Oui, la Belgique est complexe. Mais tous les Etats fédéraux le sont. Croyez-vous que ce soit toujours simple entre Washington et certains Etats américains ou entre Berlin et les Länder ? Même dans des pays unitaires, avec une forte régionalisation comme au Royaume-Uni, la gestion publique est complexe. En Belgique, les coalitions ont souvent dû marier l’eau et le feu. Cette fois, nous avions un gouvernement fédéral avec une vision de droite ou de centre-droit, un gouvernement qui a posé des choix clairs, en matière socio- économique ou d’immigration notamment. N’oublions pas que les mêmes partis siégeaient dans les gouvernements flamand et fédéral, et que le MR a pris les rênes en Wallonie dans la deuxième partie de la législature. C’est quand même étrange de pointer la complexité institutionnelle maintenant, alors que nous sortons d’une des périodes les plus transparentes en matière d’enjeux politiques.

3. Les signataires regrettaient surtout un manque de vision à long terme, au-delà d’une ou deux législatures. Une telle ambition est-elle compatible avec la démocratie représentative ?

Le système impose en effet un rythme court, les élus doivent pouvoir présenter un bilan déjà palpable après quatre ou cinq ans. En ce sens, contrairement à ce que dit le proverbe, gouverner, c’est plus souvent réagir que prévoir. Cela dit, je ne suis pas certain que dans les entreprises, on suive aussi des stratégies à 10 ou 20 ans…

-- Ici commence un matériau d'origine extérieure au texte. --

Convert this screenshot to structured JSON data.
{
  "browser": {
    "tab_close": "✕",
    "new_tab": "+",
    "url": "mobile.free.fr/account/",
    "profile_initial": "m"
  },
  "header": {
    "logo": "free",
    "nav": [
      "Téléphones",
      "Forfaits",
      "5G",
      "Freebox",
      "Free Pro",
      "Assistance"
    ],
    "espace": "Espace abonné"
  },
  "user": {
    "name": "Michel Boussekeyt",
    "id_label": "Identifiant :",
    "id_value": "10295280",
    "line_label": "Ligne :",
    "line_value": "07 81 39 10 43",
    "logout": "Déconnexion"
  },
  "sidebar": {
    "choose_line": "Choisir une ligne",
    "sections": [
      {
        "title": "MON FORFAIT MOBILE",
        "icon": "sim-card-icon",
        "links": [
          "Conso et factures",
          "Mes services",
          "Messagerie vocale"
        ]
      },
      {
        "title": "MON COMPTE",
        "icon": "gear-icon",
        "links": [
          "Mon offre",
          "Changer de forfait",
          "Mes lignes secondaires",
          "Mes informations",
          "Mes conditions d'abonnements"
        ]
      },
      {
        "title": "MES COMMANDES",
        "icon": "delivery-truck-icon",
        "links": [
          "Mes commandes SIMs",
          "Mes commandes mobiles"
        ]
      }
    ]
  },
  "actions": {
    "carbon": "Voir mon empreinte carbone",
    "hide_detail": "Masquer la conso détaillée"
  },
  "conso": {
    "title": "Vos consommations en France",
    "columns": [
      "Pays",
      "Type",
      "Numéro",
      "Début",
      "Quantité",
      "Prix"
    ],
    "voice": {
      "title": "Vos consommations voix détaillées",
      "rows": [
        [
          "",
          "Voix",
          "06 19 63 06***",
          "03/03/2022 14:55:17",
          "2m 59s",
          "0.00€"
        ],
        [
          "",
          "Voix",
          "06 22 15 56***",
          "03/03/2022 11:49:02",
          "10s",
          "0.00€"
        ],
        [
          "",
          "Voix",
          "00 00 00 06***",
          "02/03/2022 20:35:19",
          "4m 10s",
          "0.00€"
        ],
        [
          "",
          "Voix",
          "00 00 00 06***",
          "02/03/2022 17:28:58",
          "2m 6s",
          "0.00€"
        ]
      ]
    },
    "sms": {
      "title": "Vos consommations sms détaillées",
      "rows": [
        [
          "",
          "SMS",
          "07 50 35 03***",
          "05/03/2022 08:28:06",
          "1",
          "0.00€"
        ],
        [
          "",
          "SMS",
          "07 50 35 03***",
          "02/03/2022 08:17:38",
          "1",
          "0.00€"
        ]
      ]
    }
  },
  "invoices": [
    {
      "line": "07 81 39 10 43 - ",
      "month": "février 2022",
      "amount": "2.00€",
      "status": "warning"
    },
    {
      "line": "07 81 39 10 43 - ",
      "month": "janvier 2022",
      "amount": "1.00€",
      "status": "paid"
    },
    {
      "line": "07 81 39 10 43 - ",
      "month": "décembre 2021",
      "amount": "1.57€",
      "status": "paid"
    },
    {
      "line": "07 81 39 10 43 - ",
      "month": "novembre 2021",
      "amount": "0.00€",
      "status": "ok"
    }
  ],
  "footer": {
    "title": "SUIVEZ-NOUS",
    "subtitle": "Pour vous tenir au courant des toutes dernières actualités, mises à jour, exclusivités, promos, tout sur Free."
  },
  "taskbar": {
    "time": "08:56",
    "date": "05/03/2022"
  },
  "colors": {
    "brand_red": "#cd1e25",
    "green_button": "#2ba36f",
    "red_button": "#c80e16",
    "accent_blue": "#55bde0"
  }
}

Mais ici encore, le propos est peut-être en décalage avec la réalité. Pour la première fois depuis une quinzaine d’années, nous avons eu entre 2014 et 2018 des gouvernements qui ont pu fonctionner sans être en campagne électorale permanente. Ils ont pu construire leurs projets sans scrutin intermédiaire. Et puis, il ne faut pas nier ce qui existe. Le Plan Marshall, c’était quand même une stratégie sur le long terme. Tout comme la réforme des pensions ou le Pacte d’excellence pour l’enseignement. Et quand certains partis ont voulu une loi climat, c’était justement pour fixer des objectifs à long terme, qui s’imposeraient aux futures majorités, quelles qu’elles soient.